Durch den gesamten, sehr gut gezeichneten Cartoon hinweg zeigen Donald und die Neffe in Mimik und Gestik unverzögert, wie sich das Geschehene auf sie auswirkt - und darin liegt die Güte dieses Cartoons. Eine solche Kette an Unfällen könnten sich viele Zeichenstudios ausmalen, doch das Donald-Team der späten 30er wusste, sie ansprechend umzusetzen. Nicht zu seicht und auch nicht mean spirited - sondern im perfekten Mittelfeld, so dass man unseren angeberischen Protagonisten weder verurteilt, noch Gewissensbisse vekommt, über ihn zu lachen.
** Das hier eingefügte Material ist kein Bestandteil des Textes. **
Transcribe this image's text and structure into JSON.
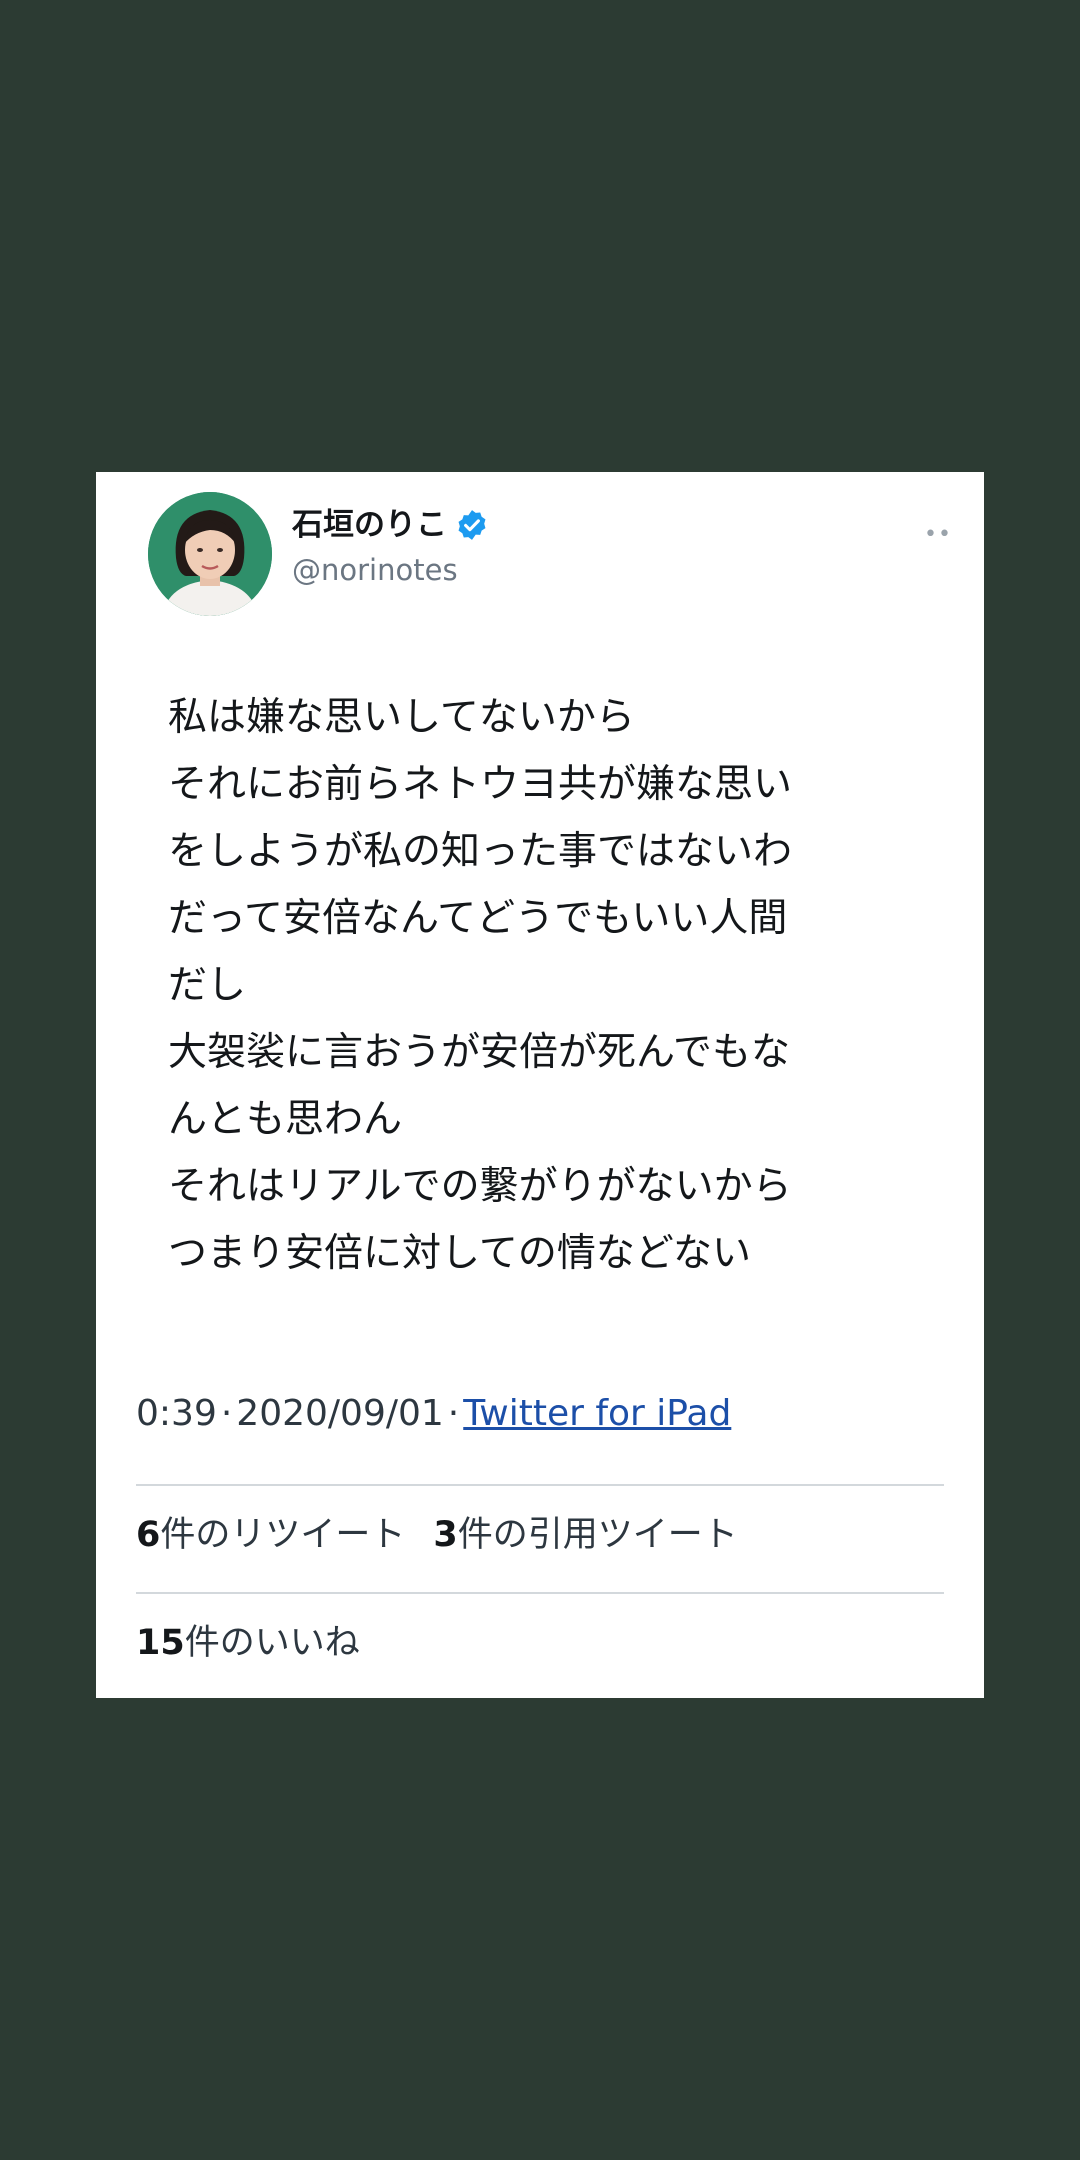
{
  "tweet": {
    "display_name": "石垣のりこ",
    "handle": "@norinotes",
    "more_icon": "••",
    "lines": [
      "私は嫌な思いしてないから",
      "それにお前らネトウヨ共が嫌な思い",
      "をしようが私の知った事ではないわ",
      "だって安倍なんてどうでもいい人間",
      "だし",
      "大袈裟に言おうが安倍が死んでもな",
      "んとも思わん",
      "それはリアルでの繋がりがないから",
      "つまり安倍に対しての情などない"
    ],
    "time": "0:39",
    "date": "2020/09/01",
    "source": "Twitter for iPad",
    "separator": "·"
  },
  "stats": {
    "retweets_count": "6",
    "retweets_label": "件のリツイート",
    "quotes_count": "3",
    "quotes_label": "件の引用ツイート",
    "likes_count": "15",
    "likes_label": "件のいいね"
  },
  "icons": {
    "verified": "verified-badge-icon",
    "more": "more-options-icon"
  },
  "colors": {
    "background": "#2c3b33",
    "card": "#ffffff",
    "verified_blue": "#1d9bf0",
    "link": "#1c4fa8"
  }
}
Auffällig ist, in dieser Beziehung, wohl auch, dass der Choleriker in Good Scouts kein einziges Mal vor Wut überkocht.
Stattdessen gaben die Zeichner ihm mit spitzem Bleistift viele andere, pointierte Mienenzüge mit: Donalds Gesichtsausdrücke, wenn er sich wieder einmal selbst überschätzt, einen Bären zu bezierzen versucht (und ganz genau weiß, wie absurd die Idee ist) oder wenn er realisiert, in welch großer Patsche er nun sitzt, sind einfach Gold wert. Oder nunmal eine Oscar-Nominierung.
Das Oscar-Feld für den besten animierten Kurzfilm 1938 war ein bis dahin beispielloser Triumphzug für die Walt Disney Studios: Erstmals wurden fünf statt drei Cartoons nominiert, und prompt füllte Disney vier dieser Slots. Good Scouts trat zum einen ironischerweise gegen Brave Little Tailor an, einer ambitionierten und kostspieligen Nacherzählung des Märchens Das tapfere Schneiderlein. Während Donald in Good Scouts eher subtil in eine neue Position geführt wurde, war Brave Little Tailor der engagierte Versuch, den nunmehr an den Rand gedrängten Micky wieder relevant zu gestalten. Der Zahn der Zeit war äußerst freundlich zu diesem Kurzfilm: 1994 wurde er in einer durch den Animations-Historiker Jerry Beck geleiteten Umfrage von Trickexperten auf Platz 26 der großartigsten Cartoons gewählt.
Außerdem nominiert wurde Mother Goose Goes Hollywood, in welchem Donald einen kurzen Cameo-Auftritt hat. Die Parodie auf die Mother Goose-Kinderreime ist mit Karikaturen damaliger Hollywood-Berümtheiten gespickt und nimmt sogar den MGM-Löwen auf's Korn. Regie führte Wilfried Jackson, der zuvor schon The Tortoise and the Hare und The Old Mill verantwortete und später das finale Segment von Fantasia auf die Leinwand brachte.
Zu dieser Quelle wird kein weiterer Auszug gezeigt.